Habertürk
    Takipde Kalın!
      Günlük gelişmeleri takip edebilmek için habertürk uygulamasını indirin

        TÜRKİYE’nin dünyanın gidişatının aksi yönünde ilerlediği dönemler vardır. Sonunda her şey olması gerektiği gibi evrensel standartlara bir şekilde ulaşır, ama o zamana kadar kaybedilen de vakit olur.

        İşte UBER yasağı bu. Artık bir ulaşım gerçeği olmasına rağmen hâlâ yasaklamaya çalışarak vakit kaybediyoruz. Hepimiz biliyoruz ki sonunda kısa sürede alıştığımız bu rahatlık kalıcı olacak.

        90’larda özel radyoların yasaklanması da böyleydi. Sistem o zaman da dünyanın gidişatını anlamıyor, eski ezberlerle direniyordu. Yakın tarihin en geniş katılımlı kampanyasıyla halk radyosuna sahip çıkmış, Tansu Çiller’in seçilmesinde “Ben de radyomu istiyorum” demesinin etkisi olmuştu. Dünyaya açılan, Avrupa Birliği hayallerinin doruk noktaya çıktığı bir ülkede başka bir senaryo da düşünülemezdi zaten.
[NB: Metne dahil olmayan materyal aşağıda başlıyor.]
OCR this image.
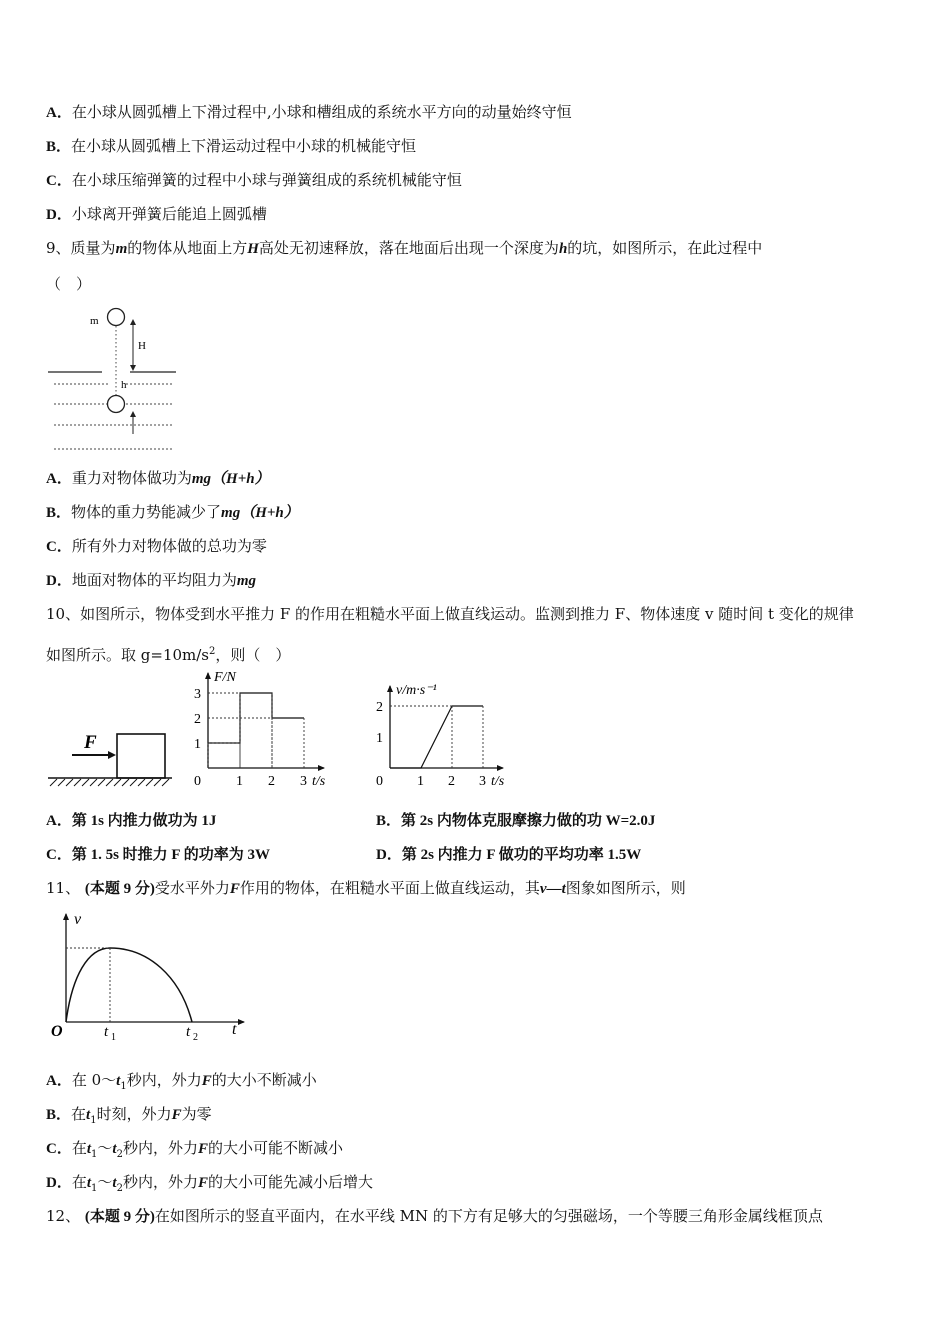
A．在小球从圆弧槽上下滑过程中,小球和槽组成的系统水平方向的动量始终守恒
B．在小球从圆弧槽上下滑运动过程中小球的机械能守恒
C．在小球压缩弹簧的过程中小球与弹簧组成的系统机械能守恒
D．小球离开弹簧后能追上圆弧槽
9、质量为m的物体从地面上方H高处无初速释放，落在地面后出现一个深度为h的坑，如图所示，在此过程中
（　）
m
H
h
A．重力对物体做功为mg（H+h）
B．物体的重力势能减少了mg（H+h）
C．所有外力对物体做的总功为零
D．地面对物体的平均阻力为mg
10、如图所示，物体受到水平推力 F 的作用在粗糙水平面上做直线运动。监测到推力 F、物体速度 v 随时间 t 变化的规律
如图所示。取 $g=10m/s^2$，则（　）
F
F/N
t/s
1
2
3
0	1 2 3
v/m·s⁻¹
t/s
1
2
0 1 2 3
A．第 1s 内推力做功为 1J	B．第 2s 内物体克服摩擦力做的功 W=2.0J
C．第 1. 5s 时推力 F 的功率为 3W	D．第 2s 内推力 F 做功的平均功率 1.5W
11、 (本题 9 分)受水平外力F作用的物体，在粗糙水平面上做直线运动，其v—t图象如图所示，则
v
t
O	t 1	t 2
A．在 $0\sim t_1$秒内，外力F的大小不断减小
B．在$t_1$时刻，外力F为零
C．在$t_1\sim t_2$秒内，外力F的大小可能不断减小
D．在$t_1\sim t_2$秒内，外力F的大小可能先减小后增大
12、 (本题 9 分)在如图所示的竖直平面内，在水平线 MN 的下方有足够大的匀强磁场，一个等腰三角形金属线框顶点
        Kısa sürede özel radyolar gibi alternatif taşımacılık da bir standarda kavuşacaktır.

        HERKES ŞİKÂYETÇİ

        Siyasi görüşü fark etmeksizin herhalde toplumun memnuniyetsizlik konusunda en fazla uzlaştığı hizmet taksicilik olmalı. Bugüne kadar taksilerin verdiği hizmetten memnun olan tek bir kişiyi görmedim, görmem de olanaksız. Kaldı ki hemen her gün taksicilerin bir suç şebekesi misali yaptıkları eylemleri görünce toplumsal huzurumuz için bunun bir zorunluluk olduğu da anlaşılıyor.

        Wikipedia’nın yasaklandığı, PayPal’in işlemediği ve UBER işinin de bittiği bir Türkiye kendini dünyadaki gelişmelerden izole etmiş demektir. Daha önceki Youtube yasağı gibi bu firmalarla devletin çekişmesinin altından da haklı bir vergi talebi çıkıyor. Silikon Vadisi ise hemen her yerde vergi kaçırıp kazançlarını çoğaltmak üzerine kurulu bir sistem.

        Ama bu çekişmeden de tüketici mağdur oluyor. Özellikle UBER’le savaşan ülkelerin, ABD’deki kimi şehirlerin nasıl pişman olup geri adım attıkları da ortada. Sonuçta ortada yoğun bir talep var, köhnemiş zihniyetle işleyen hiçbir yapı da halkın talebinin karşısında uzun süre duramaz.

        OY DEPOSU

        Taksiciler bugün bir oy deposu olarak görülüyor olabilir. Hatta bu yüzden muhalefet adayları bile UBER meselesine oy kaybetmemek için girmiyor. Ama bir de hayatın akışı var ve oy beklentisi ortadan kalkınca, çok kısa bir sürede UBER meselesi de bir çözüme kavuşacaktır diye tahmin ediyorum.

        Zaten İstanbul Belediye Başkanı şimdiden bir anlamda yumuşama sayılacak demeçler vermeye başladı UBER’le ilgili, çözüm için yeşil ışık yaktı. Kaçınılmaz olan da bu zaten.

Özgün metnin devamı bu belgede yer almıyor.